Depuis le meurtre de sa femme, Leonard Shelby (Guy Pearce) souffre d’une forme rare d’amnésie : une perte de mémoire immédiate qui le rend incapable de se souvenir de ce qu’il a fait quinze minutes auparavant. Or, il n’est pas évident de retrouver un assassin lorsqu’on a la mémoire qui flanche.

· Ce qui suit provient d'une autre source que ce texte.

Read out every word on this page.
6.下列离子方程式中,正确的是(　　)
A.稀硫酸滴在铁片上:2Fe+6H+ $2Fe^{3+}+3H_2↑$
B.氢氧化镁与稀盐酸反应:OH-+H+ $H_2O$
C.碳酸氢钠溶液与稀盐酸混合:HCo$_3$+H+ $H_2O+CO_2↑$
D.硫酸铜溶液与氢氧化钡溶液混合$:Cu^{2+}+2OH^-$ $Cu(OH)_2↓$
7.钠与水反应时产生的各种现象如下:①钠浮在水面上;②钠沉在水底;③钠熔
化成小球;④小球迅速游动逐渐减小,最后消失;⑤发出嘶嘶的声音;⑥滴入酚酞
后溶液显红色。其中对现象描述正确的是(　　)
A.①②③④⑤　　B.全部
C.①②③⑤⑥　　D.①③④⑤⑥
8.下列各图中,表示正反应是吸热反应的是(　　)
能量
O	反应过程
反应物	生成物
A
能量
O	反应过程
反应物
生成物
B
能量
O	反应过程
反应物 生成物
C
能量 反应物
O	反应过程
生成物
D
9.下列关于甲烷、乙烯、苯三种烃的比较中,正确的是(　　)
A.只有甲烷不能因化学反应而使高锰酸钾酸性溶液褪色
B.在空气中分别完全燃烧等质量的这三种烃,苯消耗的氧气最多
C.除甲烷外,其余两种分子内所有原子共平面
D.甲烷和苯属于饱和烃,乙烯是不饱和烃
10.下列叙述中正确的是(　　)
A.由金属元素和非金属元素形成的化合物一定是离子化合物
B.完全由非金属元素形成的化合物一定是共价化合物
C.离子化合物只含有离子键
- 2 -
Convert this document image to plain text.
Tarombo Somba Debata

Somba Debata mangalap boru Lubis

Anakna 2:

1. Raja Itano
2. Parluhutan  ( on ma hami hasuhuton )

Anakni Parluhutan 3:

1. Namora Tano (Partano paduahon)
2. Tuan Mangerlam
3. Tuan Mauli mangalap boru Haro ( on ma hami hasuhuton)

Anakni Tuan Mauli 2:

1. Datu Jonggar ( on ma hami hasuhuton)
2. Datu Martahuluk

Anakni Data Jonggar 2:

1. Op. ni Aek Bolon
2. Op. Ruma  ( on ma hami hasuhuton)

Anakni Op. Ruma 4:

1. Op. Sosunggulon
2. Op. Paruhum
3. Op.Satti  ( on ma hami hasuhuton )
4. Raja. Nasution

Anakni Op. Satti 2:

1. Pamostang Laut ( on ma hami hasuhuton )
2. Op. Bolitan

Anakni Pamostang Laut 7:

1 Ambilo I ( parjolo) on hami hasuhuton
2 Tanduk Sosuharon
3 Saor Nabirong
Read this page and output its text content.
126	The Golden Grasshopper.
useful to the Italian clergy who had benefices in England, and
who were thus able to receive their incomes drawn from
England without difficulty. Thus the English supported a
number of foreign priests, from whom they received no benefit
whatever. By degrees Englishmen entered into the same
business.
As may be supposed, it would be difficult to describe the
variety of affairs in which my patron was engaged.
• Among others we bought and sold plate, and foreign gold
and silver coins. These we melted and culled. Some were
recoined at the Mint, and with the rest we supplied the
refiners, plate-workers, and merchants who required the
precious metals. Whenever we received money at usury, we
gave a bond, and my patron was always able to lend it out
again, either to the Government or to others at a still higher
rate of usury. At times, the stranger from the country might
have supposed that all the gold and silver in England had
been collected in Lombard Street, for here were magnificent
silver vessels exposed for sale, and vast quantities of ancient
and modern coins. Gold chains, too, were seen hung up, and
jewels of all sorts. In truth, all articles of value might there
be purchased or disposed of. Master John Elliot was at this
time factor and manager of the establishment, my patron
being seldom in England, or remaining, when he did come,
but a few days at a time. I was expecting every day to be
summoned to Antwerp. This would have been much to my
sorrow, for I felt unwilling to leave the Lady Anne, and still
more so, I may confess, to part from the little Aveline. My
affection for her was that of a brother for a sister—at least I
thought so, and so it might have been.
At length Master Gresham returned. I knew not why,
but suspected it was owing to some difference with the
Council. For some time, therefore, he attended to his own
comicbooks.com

Attention ! Film concept. Memento repose entièrement sur le principe de l’inversion : le film débute par la fin et remonte progressivement le temps. Tout est fait pour déstabiliser le spectateur : la narration avance à reculons, il est donc nécessaire de remettre en cause de manière radicale notre mode de pensée habituel, nos schémas temporels. Le paradoxe est on ne peut plus voyant, l’histoire de cet amnésique joue constamment avec notre mémoire. De ce point de vue, il est évident que Christopher Nolan a accompli un exploit ; difficile de dépasser une telle complexité en matière de narration et de montage. Mais derrière ce Rubix Cube, il ne se cache pas grand-chose car, débarrassé de son attirail narratif, Memento n’est qu’un petit thriller confus. Condamné à vivre dans un présent perpétuel, Leonard s’est inventé toute une méthode pour préserver les indices qui le mèneront au meurtrier. Les techniques qu’il utilise sont très pragmatiques au vu du mal dont il souffre : Polaroïd en raison de l’immédiateté de la prise de vue et tatouage par définition indélébile (après tout il n’a pas tort, c’est bien plus sûr qu’un vulgaire post-it qui risque de se décoller à tout moment). Mais la logique n’est qu’une façade. Une justification maladroite pour pouvoir exploiter ce diptyque arty ; couleurs délavées de l’instantané, pleins et déliés des diverses calligraphies ornant le (beau) torse de Guy Pearce. La méthode Leonard tient bien plus du procédé gratuit et horripilant que de l’investigation rationnelle.
On rêve alors de projeter ce polar « cérébral » à l’envers, donc à l’endroit, pour qu’il révèle sa véritable nature, soit un film qui ne fonctionne qu’à l’épate ; imagerie « genre » et soi-disant prouesses scénaristiques.